Padahal baru menerima surat keputusan (SK) pengangkatan Selasa (28/10) di Lapangan Pemkab Jombang.
’’Ada dua guru honorer paruh waktu yang mengundurkan diri setelah menerima SK,’’ kata Pelaksana Tugas Kepala Bidang Pembinaan Ketenagaan Dinas Pendidikan dan Kebudayaan Jombang, Heri Mujiono, kemarin.
Satu guru dari jenjang SD dan satu dari SMP. Satu beralasan tidak sanggup menjalani tugas sebagai guru PPPK paruh waktu. Satunya karena ingin kerja di tempat lain dan tugasnya sebagai guru digantikan ayahnya.
’’Pemberian SK hanya ditujukan kepada mereka yang benar-benar siap bekerja dan menjalankan tugas sesuai ketentuan,’’ tegasnya. Heri mencontohkan salah satu kasus, penerima SK lebih memilih bekerja di tempat lain dan justru meminta ayahnya menggantikan tugas mengajar di sekolah.
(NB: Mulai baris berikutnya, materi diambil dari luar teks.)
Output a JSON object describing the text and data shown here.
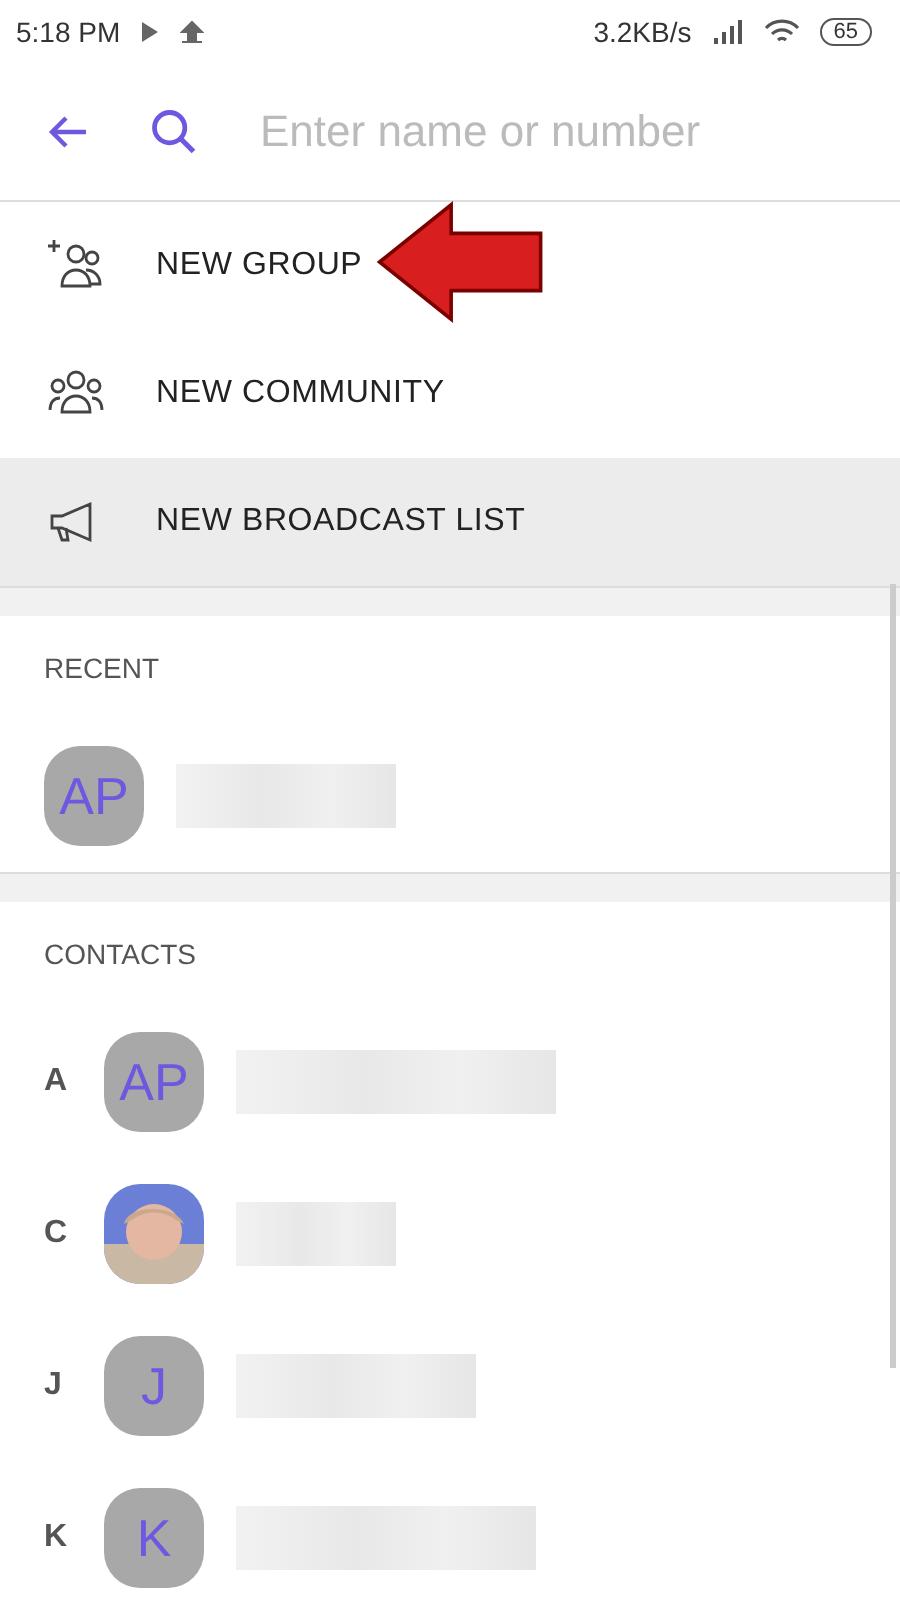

’’Kami tidak mau memberikan SK kepada orang yang tidak mau bekerja. Apalagi sampai ada yang digantikan oleh orang lain.
Ini jelas tidak bisa. Kasus seperti ini harus diberikan penegasan karena banyak orang yang menginginkan posisi tersebut,’’ ungkapnya.
Kedua guru tersebut telah mengundurkan diri secara resmi dengan surat bermaterai. Mengenai sanksi lebih lanjut bagi PPPK paruh waktu yang mengundurkan diri, sepenuhnya menjadi kewenangan Badan Kepegawaian Negara (BKN).
Dinas pendidikan tetap membatasi tugas pada ruang lingkup kewenangannya.
’’Terkait sanksi yang diterima karena mengundurkan diri, itu kewenangan BKN,’’ ucapnya.
Sebelumnya, ada empat guru PPPK yang kontraknya tidak diperpanjang. Satu guru mengundurkan diri karena sakit. Satu guru mengundurkan diri karena tidak bisa menjalankan tugas. Satu guru purna tugas. Serta satu guru karena menjalani hukuman disiplin.
Dari empat guru tersebut, tiga berasal dari SD dan satu dari SMP. PPPK yang kontraknya diperpanjang berarti memiliki nilai baik dua tahun terakhir.